09/08/21 08:26 AM #10638    

 

Beau Wann, Jr.

         Thank you TJ and Kay et al.   Sorry for the Pity party Rant,  if not for all my Waltrip brothers and sisters in Christ, I  Would'nt have gotten this far..   A  shrink came by the room last week because I was anxious and depressed and wasnt sleeping,    Duh, you think? she said there was a drug for ptsd and cranal trama, and the aforemention probs that I could use. 

      Dont remember the  name  of it, but that stuff was bad news to me.   I was actually looking farword to having a good night sleep and maybe a few less anxious and depressing moments That would have been a blessing, but as things go, that didnt happen, duh.  Instead I had nightmare about bein in the middle of a battle, which of course I am, but this one had bullets hiting the bed all around me and Diane, I saw and felt the bed being hit by round  afer round, saw it jumping and felt it moving,  Saw Diane being bounced along with it ,She said she didnt feel or notice anything be me moaining and groaning and me moving about, 

      This was the second nite of the "hell drug", third nite was the same,   The first nite was even more scarier,  We had takled of going home on Saterday, so that was stuck in my brainless brain.  They gave it to me too early, and I payed the price for that one.  I woke up about midnight and I was daszed and cornfused.  I thought I was at home, but saw all the Mda signs everywhere,  as well as the en suite bath roon. I kept asking Diane how she managed to move my room and bathroom as well, to the hill, How did she hook up the plumbing ,  she kept telling me that were still at MDA, and I kept telling her, "but we were suppose to go home,"      "and we are, today as soom as we are released by the docs," being perceptive,but mentally channenged I just knew there would a snag, lats time it was blood presser 

      I was worried about Little Miss, and her finind a seam in the inbetween of moving the hospital room to the house and getting injured or lost, cats and me get allong because of perception.  now if a cat perceives there is an avenue of adventure as opposed to the hum drum of domestic life, Which now doesnt seen so bad, in fact quite attractive,  the cat will take whaterver measeurs to have fun like I useta be.   However, and aint there always a "however"?  Perception seeems stumble over life, or vice a ma versa,  yeah, that's Eyetrailan for OMG. 

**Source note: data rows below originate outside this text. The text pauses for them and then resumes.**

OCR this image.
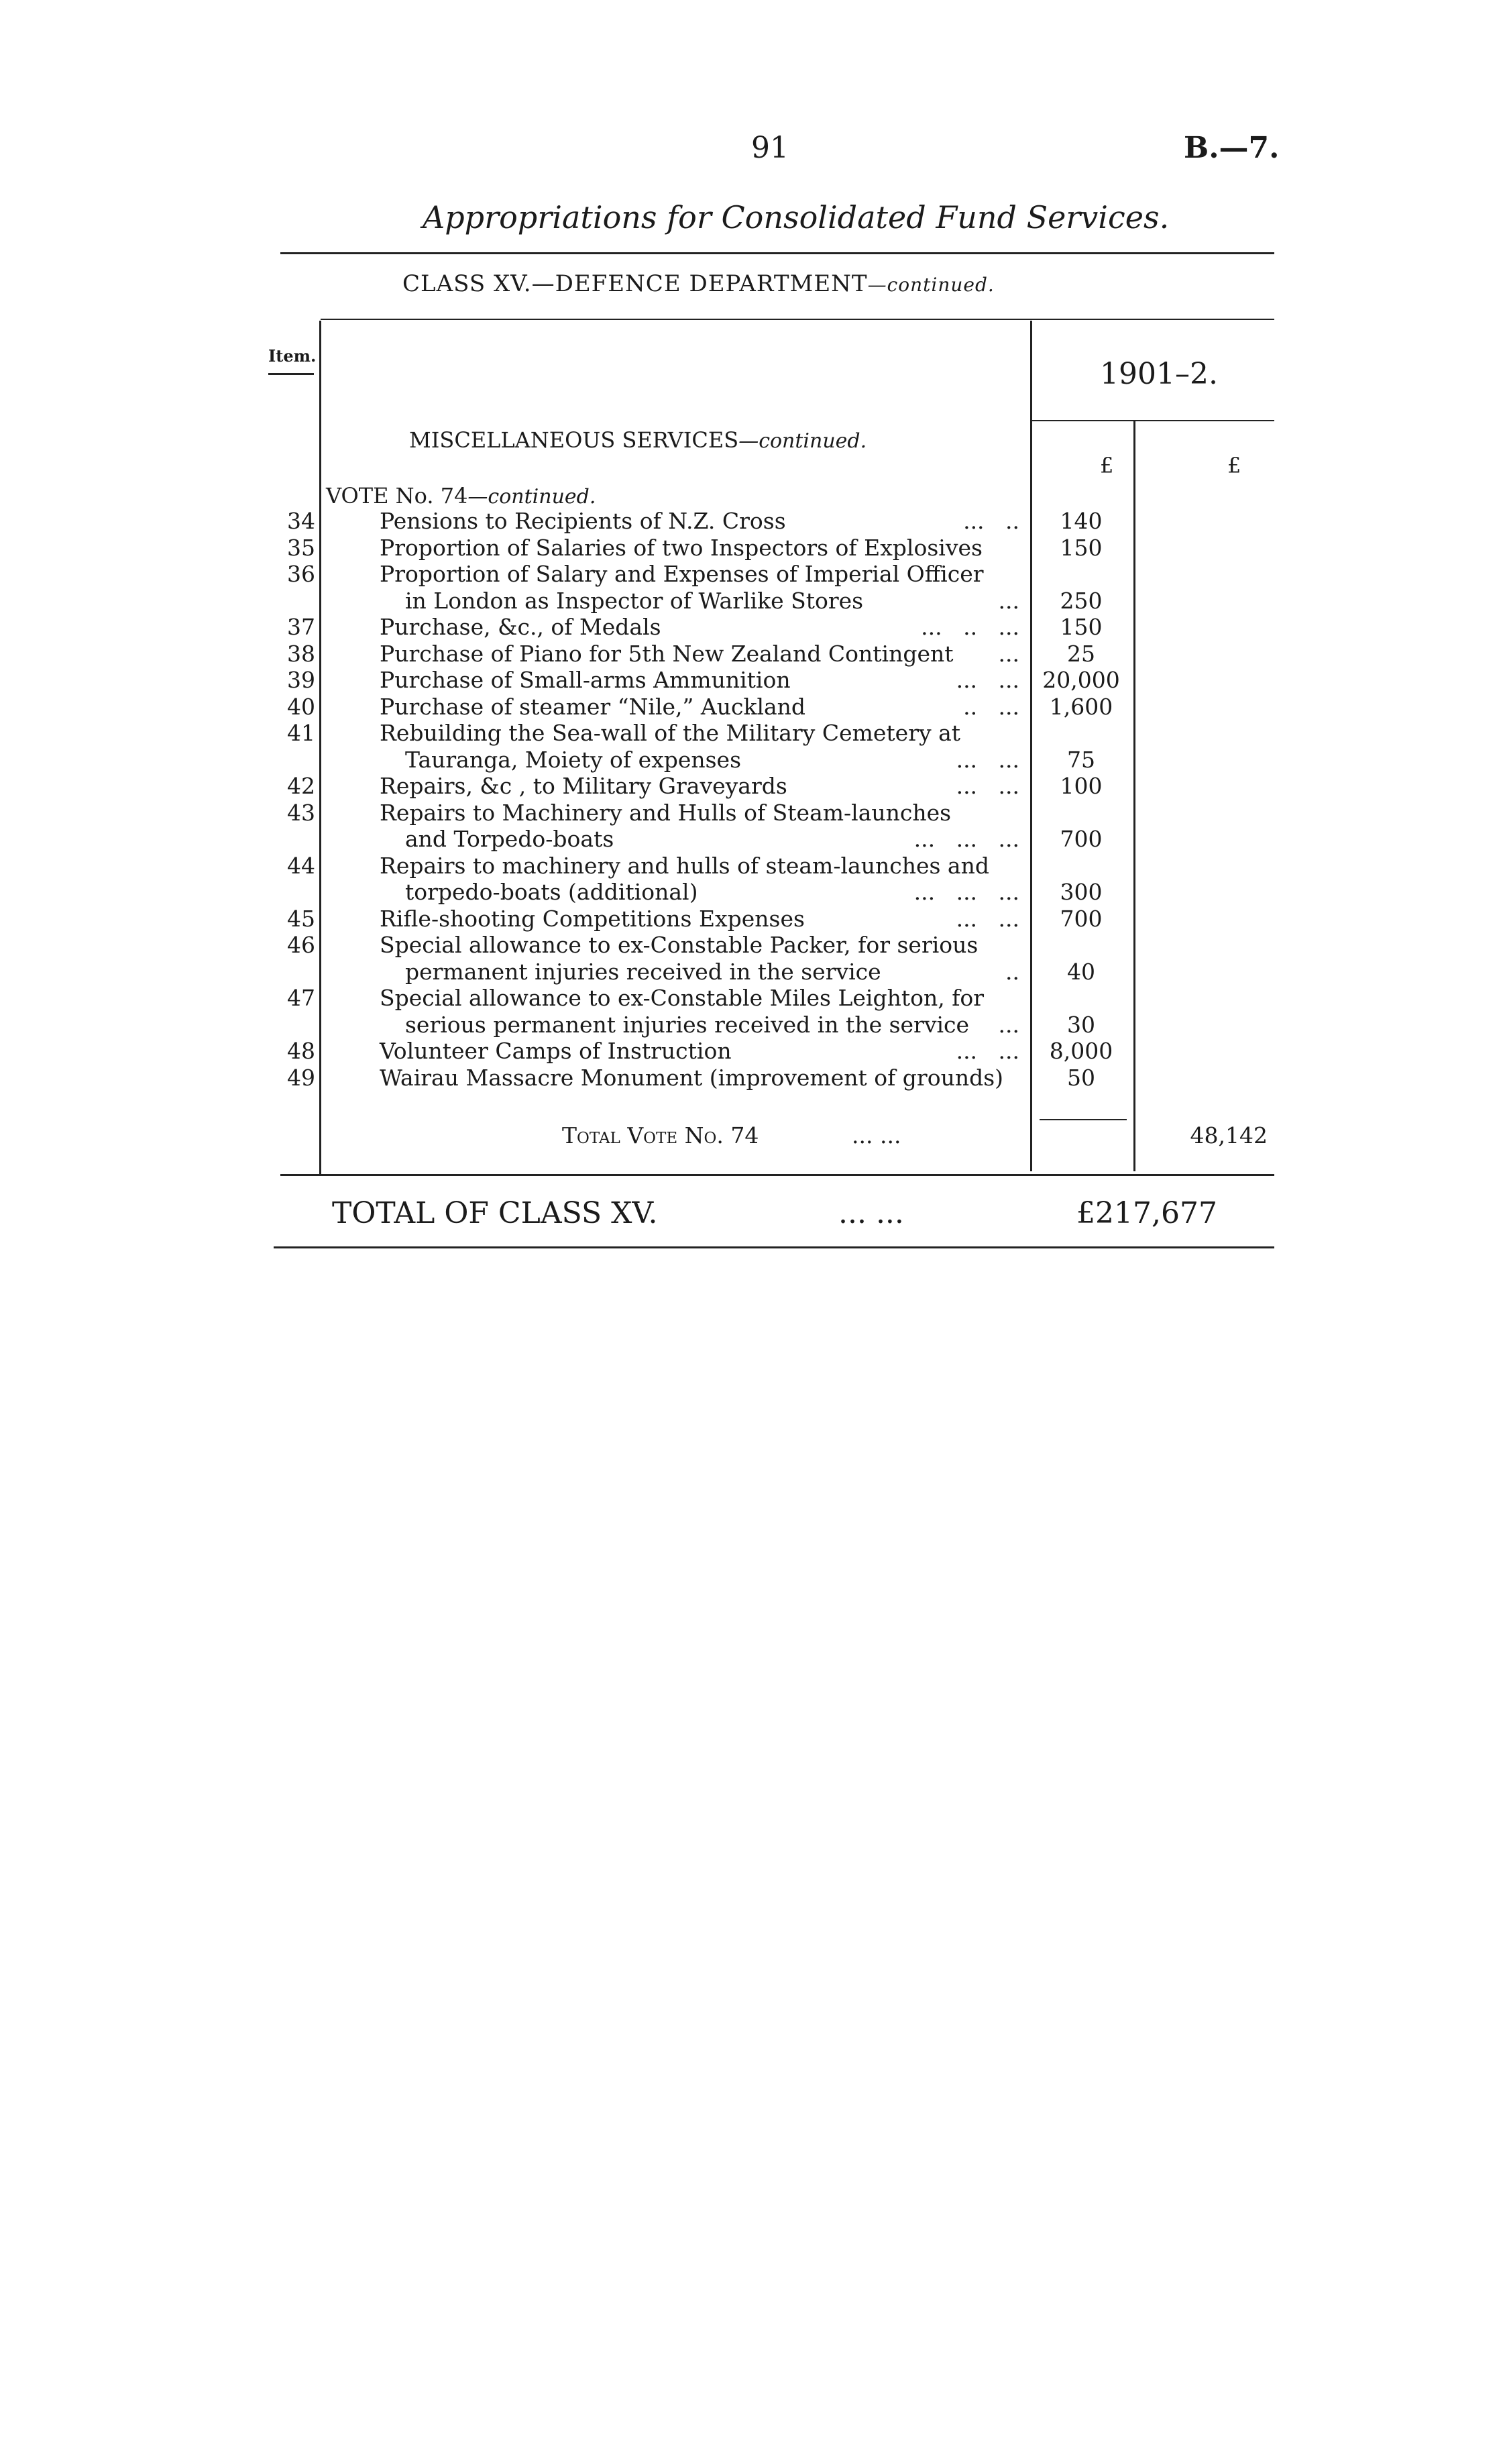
91	B.—7.
Appropriations for Consolidated Fund Services.
CLASS XV.—DEFENCE DEPARTMENT—continued.
Item.
1901–2.
MISCELLANEOUS SERVICES—continued.
£	£
VOTE No. 74—continued.
34	Pensions to Recipients of N.Z. Cross	...   ..	140
35	Proportion of Salaries of two Inspectors of Explosives	150
36	Proportion of Salary and Expenses of Imperial Officer
in London as Inspector of Warlike Stores	...	250
37	Purchase, &c., of Medals	...   ..   ...	150
38	Purchase of Piano for 5th New Zealand Contingent	...	25
39	Purchase of Small-arms Ammunition	...   ...	20,000
40	Purchase of steamer “Nile,” Auckland	..   ...	1,600
41	Rebuilding the Sea-wall of the Military Cemetery at
Tauranga, Moiety of expenses	...   ...	75
42	Repairs, &c , to Military Graveyards	...   ...	100
43	Repairs to Machinery and Hulls of Steam-launches
and Torpedo-boats	...   ...   ...	700
44	Repairs to machinery and hulls of steam-launches and
torpedo-boats (additional)	...   ...   ...	300
45	Rifle-shooting Competitions Expenses	...   ...	700
46	Special allowance to ex-Constable Packer, for serious
permanent injuries received in the service	..	40
47	Special allowance to ex-Constable Miles Leighton, for
serious permanent injuries received in the service	...	30
48	Volunteer Camps of Instruction	...   ...	8,000
49	Wairau Massacre Monument (improvement of grounds)	50
Total Vote No. 74	... ...	48,142
TOTAL OF CLASS XV.	... ...	£217,677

     As much as I tried to understand about us not bein at home and Little Miss was safe, Diane just could not get through to tghe brain that wouldnt dye, but it was dyed, pink,   I was in a panic because LM would be lost in a "worm hole", sort of like I am now.   and I dsidnt want them to give me that drug or any drub to calm down.   I was afeared for my Little Miss,  aand as much as I am afeared for my little kittly friend,  I would tackle the devil, to make sure she was safe.  somehow methinks the devil had takkelecd me with and illelgle " tackled", you know how the devil is, "mean natsy, durty low down shiiffless skonk" .

     At this moment, Little Miss is sitting in ma lap batting at my finkers tippy tappin on the keyboard.    It' is 69 morning, and I'm gonna go walk in the the sun and the dew with Diane and the girls...I'll be back, fair warning.


09/08/21 02:07 PM #10639    

 

Tom Britton '65

Beau.....I hope you have some idea of how powerful your messages are. Almost as powerful as the many prayers that are being lifted up for you, Diane and the doctors. We love you man!!


09/08/21 04:25 PM #10640    

 

Charles Dent

Beau: I was reading in the scriptures and found in Proverbs 3:24 "When you lie down you will not be afarid; Yes, you will lie down and your sleep will  be sweet." I pray that the God of Heaven will grant you sweet and restorative sleep, waking refreshed. Blessing to you and Diane.